Silent Film is more popular now than it has been since before the invention of talkies, and the Front Range is one of the hottest parts of the country for celebrating the tremendous art and music of these treasured parts of cinematic history.
We hope you had a chance to catch the Denver Silent Film Festival over the past week! The American Music Research Center holds one of the largest collections of music from silent films in the country--more than 500 linear feet and growing. The collections help support a variety of activities in the Boulder/Denver area, from a summer silent film festival at Chautauqua Park in Boulder, to performances throughout the country and beyond by the nationally renowned Mont Alto Motion Picture Orchestra.
Silent film music grew out of the theatre orchestra tradition of the nineteenth century, where each theatre had a house band, organist, orchestra, or other regular performers that provided music for vaudeville and other live shows. When film began to take hold, those ensembles were engaged to provide music for the films. Some theatres employed their organists, whose performances were either entirely improvised or, later, shaped from "cue sheets" that provided seed melodies for the different sections of the film. Other theatres used small chamber ensembles or even full orchestras, stitching together dozens of short fragments into a score. Rarely, disc recordings were available for theatres with no live musicians. A few films, such as 1927's "Wings," the first Best Picture Oscar winner, came with a complete score.

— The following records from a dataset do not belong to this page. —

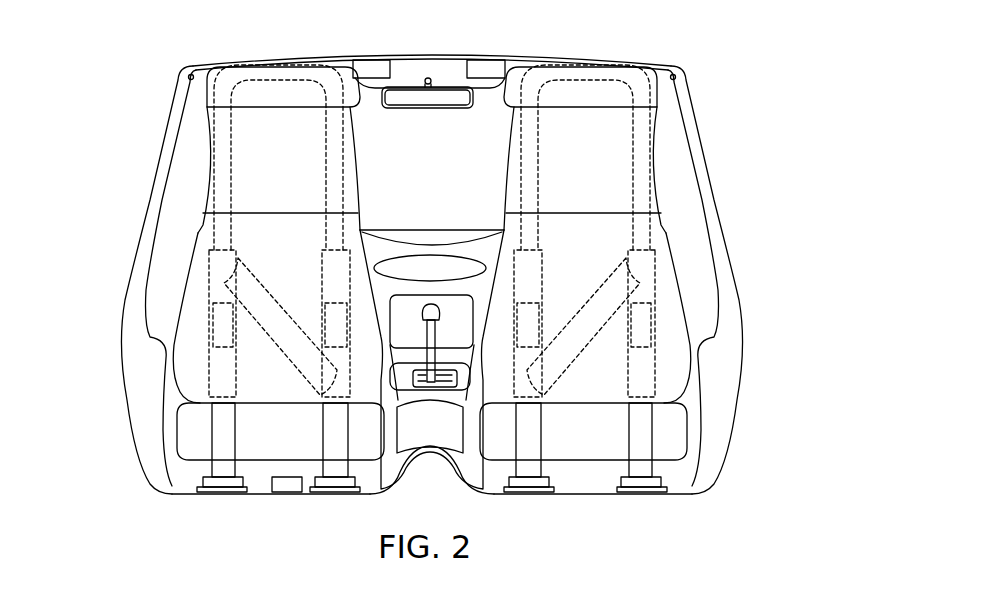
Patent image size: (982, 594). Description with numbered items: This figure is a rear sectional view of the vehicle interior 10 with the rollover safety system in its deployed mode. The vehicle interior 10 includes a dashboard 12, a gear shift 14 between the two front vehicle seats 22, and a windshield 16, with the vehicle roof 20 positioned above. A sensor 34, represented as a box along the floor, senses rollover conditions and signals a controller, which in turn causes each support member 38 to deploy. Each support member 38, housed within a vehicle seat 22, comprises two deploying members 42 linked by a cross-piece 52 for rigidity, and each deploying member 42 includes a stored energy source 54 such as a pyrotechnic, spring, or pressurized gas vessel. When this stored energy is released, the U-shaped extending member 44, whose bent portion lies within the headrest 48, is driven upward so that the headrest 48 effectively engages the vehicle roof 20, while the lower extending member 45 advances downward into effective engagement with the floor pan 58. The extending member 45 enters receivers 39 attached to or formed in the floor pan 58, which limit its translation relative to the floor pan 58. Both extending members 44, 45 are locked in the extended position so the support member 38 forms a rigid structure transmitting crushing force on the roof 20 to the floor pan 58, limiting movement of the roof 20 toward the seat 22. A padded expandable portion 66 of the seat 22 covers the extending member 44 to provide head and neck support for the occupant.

The vehicle interior 10 is at (672, 170).
The dashboard 12 is at (373, 243).
The gear shift 14 is at (450, 337).
The windshield 16 is at (417, 174).
The vehicle roof 20 is at (425, 52).
The front vehicle seat 22 is at (195, 287).
The sensor 34 is at (290, 483).
The support member 38 is at (215, 378).
The receiver 39 is at (223, 482).
The deploying member 42 is at (332, 275).
The extending member 44 is at (338, 160).
The extending member 45 is at (223, 445).
The headrest 48 is at (340, 68).
The cross-piece 52 is at (262, 303).
The stored energy source 54 is at (208, 313).
The floor pan 58 is at (368, 494).
The padded expandable portion 66 is at (207, 193).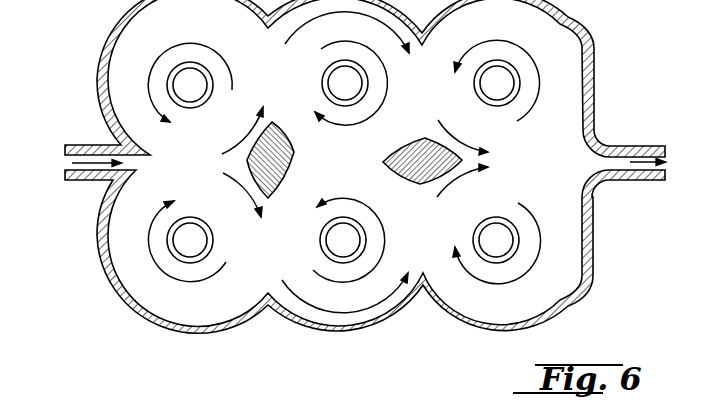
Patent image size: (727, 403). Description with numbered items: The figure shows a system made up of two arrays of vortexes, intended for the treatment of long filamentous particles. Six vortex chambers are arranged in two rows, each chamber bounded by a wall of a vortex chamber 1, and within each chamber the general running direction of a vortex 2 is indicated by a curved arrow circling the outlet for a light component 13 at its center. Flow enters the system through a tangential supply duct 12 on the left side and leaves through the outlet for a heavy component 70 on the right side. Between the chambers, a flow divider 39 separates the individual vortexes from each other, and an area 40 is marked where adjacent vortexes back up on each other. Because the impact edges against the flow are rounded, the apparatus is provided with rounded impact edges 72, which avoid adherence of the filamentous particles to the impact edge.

The wall of a vortex chamber 1 is at (199, 3).
The general running direction of a vortex 2 is at (352, 198).
The tangential supply duct 12 is at (89, 152).
The outlet for a light component 13 is at (194, 97).
The flow divider 39 is at (290, 152).
The area where adjacent vortexes back up on each other 40 is at (268, 80).
The outlet for a heavy component 70 is at (647, 152).
The rounded impact edge 72 is at (250, 160).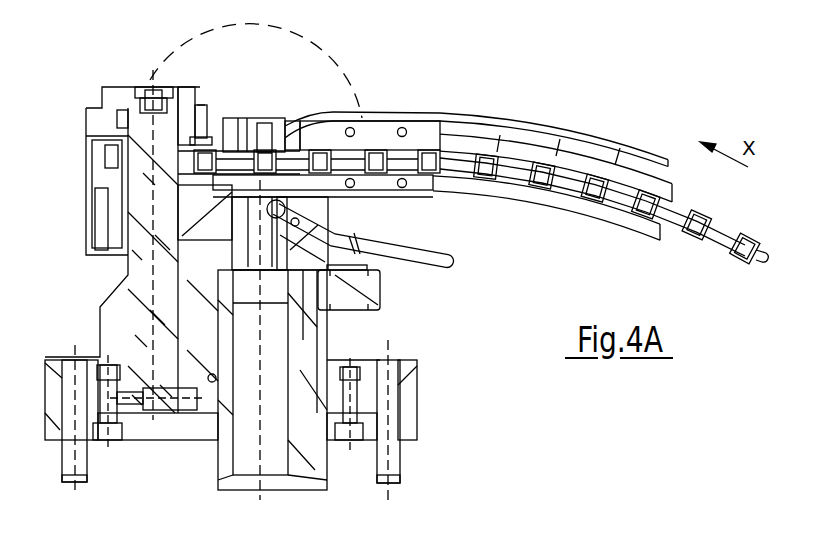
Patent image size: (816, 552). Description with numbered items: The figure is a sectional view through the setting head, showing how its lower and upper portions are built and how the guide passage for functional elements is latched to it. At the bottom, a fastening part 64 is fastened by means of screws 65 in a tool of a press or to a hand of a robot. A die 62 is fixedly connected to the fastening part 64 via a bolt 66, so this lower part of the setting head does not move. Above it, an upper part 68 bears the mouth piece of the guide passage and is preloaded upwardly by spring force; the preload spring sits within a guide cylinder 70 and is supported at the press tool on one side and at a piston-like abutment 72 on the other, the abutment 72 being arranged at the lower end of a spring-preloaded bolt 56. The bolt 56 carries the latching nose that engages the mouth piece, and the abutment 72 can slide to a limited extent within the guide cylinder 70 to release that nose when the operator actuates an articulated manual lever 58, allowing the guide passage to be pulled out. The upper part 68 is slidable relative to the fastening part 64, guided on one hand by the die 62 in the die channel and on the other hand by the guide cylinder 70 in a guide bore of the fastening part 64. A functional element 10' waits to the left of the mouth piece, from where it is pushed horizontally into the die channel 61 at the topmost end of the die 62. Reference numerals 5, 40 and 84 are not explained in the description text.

The housing 5 is at (92, 205).
The functional element 10' is at (226, 106).
The chain guide assembly 40 is at (405, 78).
The bolt 56 is at (380, 290).
The articulated manual lever 58 is at (437, 255).
The die channel 61 is at (125, 223).
The die 62 is at (148, 265).
The fastening part 64 is at (80, 462).
The screws 65 is at (393, 465).
The bolt 66 is at (162, 397).
The upper part 68 is at (322, 207).
The guide cylinder 70 is at (302, 465).
The piston-like abutment 72 is at (250, 288).
The guide rail 84 is at (543, 125).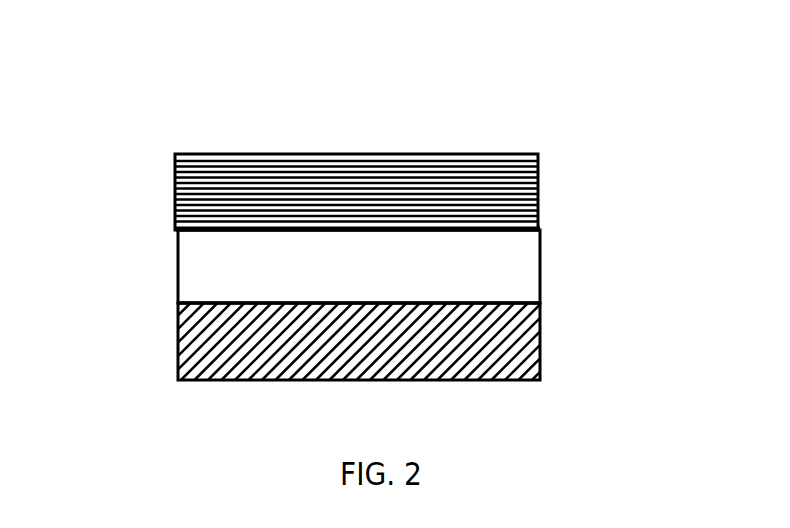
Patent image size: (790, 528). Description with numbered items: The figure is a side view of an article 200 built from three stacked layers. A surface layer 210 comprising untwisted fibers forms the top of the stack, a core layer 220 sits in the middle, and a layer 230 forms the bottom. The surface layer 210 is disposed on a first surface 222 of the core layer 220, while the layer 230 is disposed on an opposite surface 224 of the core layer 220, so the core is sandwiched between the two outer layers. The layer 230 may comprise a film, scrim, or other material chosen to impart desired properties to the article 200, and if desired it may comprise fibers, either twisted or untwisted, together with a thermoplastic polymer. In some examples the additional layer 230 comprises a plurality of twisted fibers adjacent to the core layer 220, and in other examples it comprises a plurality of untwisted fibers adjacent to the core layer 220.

The AMRC held at the CU Boulder Archives holds four collections of silent film and early theatre orchestra music. The George Layton scores is the largest, consisting primarily of orchestra arrangements of music. The Frederick Lavigne theatre orchestra music is one of the largest collections of pre-silent film music in existence. The Hank Troy scores consist primarily of cue sheets collected by the Boulder resident and prominent silent film scholar and performer. Finally, the "Silent Film Music collection" contains smaller collections from individual collectors. Finding aids and more information can be found on the AMRC's website.